Data Engineer SouthRivers Data Responds Quickly $$$$
Madfish
Software Engineering, Data Science
Europe
Posted on May 10, 2026
About the Role
We are looking for a Data Engineer to design, build, and operate large-scale data pipelines and lakehouse platforms in an enterprise environment. You will work hands-on with AWS data services, Apache Spark, and Python to deliver reliable, performant, and well-modeled data products that power analytics and downstream applications.
Key Responsibilities
- Design, implement, and maintain robust, reliable, and scalable data pipelines for batch and large-scale processing workloads.
- Build and evolve a Data Lakehouse on AWS using cloud object storage (S3), open table formats, and distributed processing frameworks.
- Develop ETL/ELT workflows in Python and Apache Spark, ensuring performance, cost-efficiency, and maintainability.
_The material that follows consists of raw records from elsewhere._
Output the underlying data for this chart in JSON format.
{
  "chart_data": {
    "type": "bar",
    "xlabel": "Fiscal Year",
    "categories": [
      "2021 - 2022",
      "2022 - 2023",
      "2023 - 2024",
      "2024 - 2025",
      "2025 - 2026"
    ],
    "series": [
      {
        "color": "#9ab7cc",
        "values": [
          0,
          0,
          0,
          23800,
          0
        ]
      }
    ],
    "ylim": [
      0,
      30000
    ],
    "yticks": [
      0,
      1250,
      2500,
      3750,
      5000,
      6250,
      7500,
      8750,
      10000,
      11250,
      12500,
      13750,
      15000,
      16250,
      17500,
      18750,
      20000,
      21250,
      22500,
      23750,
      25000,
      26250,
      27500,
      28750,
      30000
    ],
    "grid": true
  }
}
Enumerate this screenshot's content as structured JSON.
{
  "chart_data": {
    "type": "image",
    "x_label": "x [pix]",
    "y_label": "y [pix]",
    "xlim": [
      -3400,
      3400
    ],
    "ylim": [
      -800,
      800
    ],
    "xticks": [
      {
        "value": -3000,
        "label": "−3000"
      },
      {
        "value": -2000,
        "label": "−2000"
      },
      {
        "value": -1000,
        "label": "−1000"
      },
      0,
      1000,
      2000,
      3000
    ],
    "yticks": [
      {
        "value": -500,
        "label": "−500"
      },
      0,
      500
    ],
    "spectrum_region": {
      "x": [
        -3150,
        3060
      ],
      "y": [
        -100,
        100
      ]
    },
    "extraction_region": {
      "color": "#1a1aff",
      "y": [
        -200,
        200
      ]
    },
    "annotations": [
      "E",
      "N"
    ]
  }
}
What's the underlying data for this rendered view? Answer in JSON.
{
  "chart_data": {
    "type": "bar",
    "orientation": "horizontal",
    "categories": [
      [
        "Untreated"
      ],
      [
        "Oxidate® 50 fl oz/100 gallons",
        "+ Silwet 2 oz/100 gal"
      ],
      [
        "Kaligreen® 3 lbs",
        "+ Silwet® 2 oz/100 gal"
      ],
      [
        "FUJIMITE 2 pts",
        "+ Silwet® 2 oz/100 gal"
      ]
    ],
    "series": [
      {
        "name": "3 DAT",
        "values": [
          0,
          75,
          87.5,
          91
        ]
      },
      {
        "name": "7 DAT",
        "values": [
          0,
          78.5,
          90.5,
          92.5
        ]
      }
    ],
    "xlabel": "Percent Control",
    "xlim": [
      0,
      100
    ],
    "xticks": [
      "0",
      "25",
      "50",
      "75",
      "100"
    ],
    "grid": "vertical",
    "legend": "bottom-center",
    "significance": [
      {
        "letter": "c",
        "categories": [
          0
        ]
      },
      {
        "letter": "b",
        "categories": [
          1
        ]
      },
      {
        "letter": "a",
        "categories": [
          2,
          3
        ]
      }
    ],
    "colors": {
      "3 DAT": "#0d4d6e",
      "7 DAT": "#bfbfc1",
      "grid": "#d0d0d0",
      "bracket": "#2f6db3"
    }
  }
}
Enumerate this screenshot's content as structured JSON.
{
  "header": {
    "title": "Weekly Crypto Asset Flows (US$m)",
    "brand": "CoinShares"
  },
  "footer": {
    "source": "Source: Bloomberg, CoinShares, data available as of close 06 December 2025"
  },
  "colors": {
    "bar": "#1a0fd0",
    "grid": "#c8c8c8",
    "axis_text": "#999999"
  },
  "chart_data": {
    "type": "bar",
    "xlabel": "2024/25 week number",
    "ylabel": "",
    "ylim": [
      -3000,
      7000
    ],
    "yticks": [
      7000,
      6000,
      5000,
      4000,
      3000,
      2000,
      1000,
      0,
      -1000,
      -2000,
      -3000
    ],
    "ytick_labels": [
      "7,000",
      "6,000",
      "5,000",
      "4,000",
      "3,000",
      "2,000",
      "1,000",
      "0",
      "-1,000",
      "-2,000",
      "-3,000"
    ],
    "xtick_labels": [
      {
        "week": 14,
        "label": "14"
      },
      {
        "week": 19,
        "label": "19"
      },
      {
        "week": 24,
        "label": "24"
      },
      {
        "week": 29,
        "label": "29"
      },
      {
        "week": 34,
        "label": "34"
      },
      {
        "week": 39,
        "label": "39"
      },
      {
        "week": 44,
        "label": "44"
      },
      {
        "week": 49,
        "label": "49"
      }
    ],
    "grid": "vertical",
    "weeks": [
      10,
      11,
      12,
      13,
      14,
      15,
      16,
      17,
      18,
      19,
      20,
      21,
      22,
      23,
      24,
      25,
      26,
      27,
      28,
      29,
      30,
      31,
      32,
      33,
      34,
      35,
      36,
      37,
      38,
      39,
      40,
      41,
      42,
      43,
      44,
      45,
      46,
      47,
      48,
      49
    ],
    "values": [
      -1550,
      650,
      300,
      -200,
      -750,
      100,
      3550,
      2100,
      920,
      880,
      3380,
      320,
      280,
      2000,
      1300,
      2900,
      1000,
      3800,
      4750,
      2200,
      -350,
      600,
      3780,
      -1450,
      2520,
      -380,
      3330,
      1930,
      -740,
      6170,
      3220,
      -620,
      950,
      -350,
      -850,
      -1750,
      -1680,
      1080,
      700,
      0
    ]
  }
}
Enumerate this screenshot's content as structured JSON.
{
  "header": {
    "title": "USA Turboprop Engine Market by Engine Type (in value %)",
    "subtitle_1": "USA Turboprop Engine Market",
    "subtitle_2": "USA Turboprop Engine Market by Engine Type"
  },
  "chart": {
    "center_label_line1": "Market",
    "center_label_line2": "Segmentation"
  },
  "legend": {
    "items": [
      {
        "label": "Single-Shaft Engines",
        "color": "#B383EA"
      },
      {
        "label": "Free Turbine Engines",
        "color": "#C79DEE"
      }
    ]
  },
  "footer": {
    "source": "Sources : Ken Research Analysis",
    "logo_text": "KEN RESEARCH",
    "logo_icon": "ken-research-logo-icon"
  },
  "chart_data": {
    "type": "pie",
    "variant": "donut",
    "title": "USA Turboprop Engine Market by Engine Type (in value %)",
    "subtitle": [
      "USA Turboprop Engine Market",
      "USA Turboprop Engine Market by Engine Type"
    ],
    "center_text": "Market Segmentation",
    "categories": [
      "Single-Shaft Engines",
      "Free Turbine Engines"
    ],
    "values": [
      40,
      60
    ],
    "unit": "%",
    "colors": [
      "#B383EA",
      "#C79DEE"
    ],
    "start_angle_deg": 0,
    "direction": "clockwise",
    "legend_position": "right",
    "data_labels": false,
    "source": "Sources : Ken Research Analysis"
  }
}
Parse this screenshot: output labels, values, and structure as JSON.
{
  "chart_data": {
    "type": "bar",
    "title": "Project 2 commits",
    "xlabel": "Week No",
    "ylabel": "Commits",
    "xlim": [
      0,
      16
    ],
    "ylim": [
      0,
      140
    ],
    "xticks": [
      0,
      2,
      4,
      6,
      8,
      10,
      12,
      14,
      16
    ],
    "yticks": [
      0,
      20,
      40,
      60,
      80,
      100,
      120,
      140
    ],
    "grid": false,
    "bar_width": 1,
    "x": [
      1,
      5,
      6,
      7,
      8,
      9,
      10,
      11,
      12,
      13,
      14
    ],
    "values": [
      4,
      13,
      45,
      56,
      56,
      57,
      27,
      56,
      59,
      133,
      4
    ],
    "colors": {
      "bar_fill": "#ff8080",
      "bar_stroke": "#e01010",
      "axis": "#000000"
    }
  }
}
- Model data for analytical and reporting use cases, applying dimensional and analytical modeling best practices.
- Write advanced SQL for transformation, optimization, and ad-hoc analysis across large datasets.
- Operate and optimize AWS data services such as EMR, Glue, Athena, and S3-based data lakes.
- Troubleshoot pipeline and platform issues end-to-end, applying system-level thinking to identify root causes and durable fixes.
- Collaborate with analysts, data scientists, and platform engineers to translate business requirements into technical solutions.
- Contribute to data quality, observability, governance, and CI/CD practices for data workloads.
Required Qualifications
- Strong, proven hands-on experience in data engineering within enterprise environments.
- Top-notch advanced SQL skills and solid understanding of analytical and dimensional data modeling.
- Strong hands-on experience with Data Lakehouse or modern data platform concepts: cloud object storage, open table formats (e.g., Delta, Iceberg, Hudi), and distributed processing.
- Strong hands-on experience with AWS data services: EMR, Glue, Athena, and S3-based data lakes.
- Strong hands-on experience with Apache Spark for large-scale data processing.
- Strong Python skills for ETL development, data processing, and automation.
- Demonstrated experience designing, implementing, and maintaining robust and reliable data pipelines in production.
- Very strong analytical, problem-solving, and system-level thinking skills.
Nice to Have
- Experience with workflow orchestration tools (e.g., Airflow, Step Functions).
- Familiarity with infrastructure-as-code (Terraform, CloudFormation) and CI/CD for data.
- Exposure to data governance, cataloging (e.g., AWS Glue Data Catalog, Lake Formation), and data quality frameworks.
- Streaming experience (Kafka, Kinesis, Spark Structured Streaming).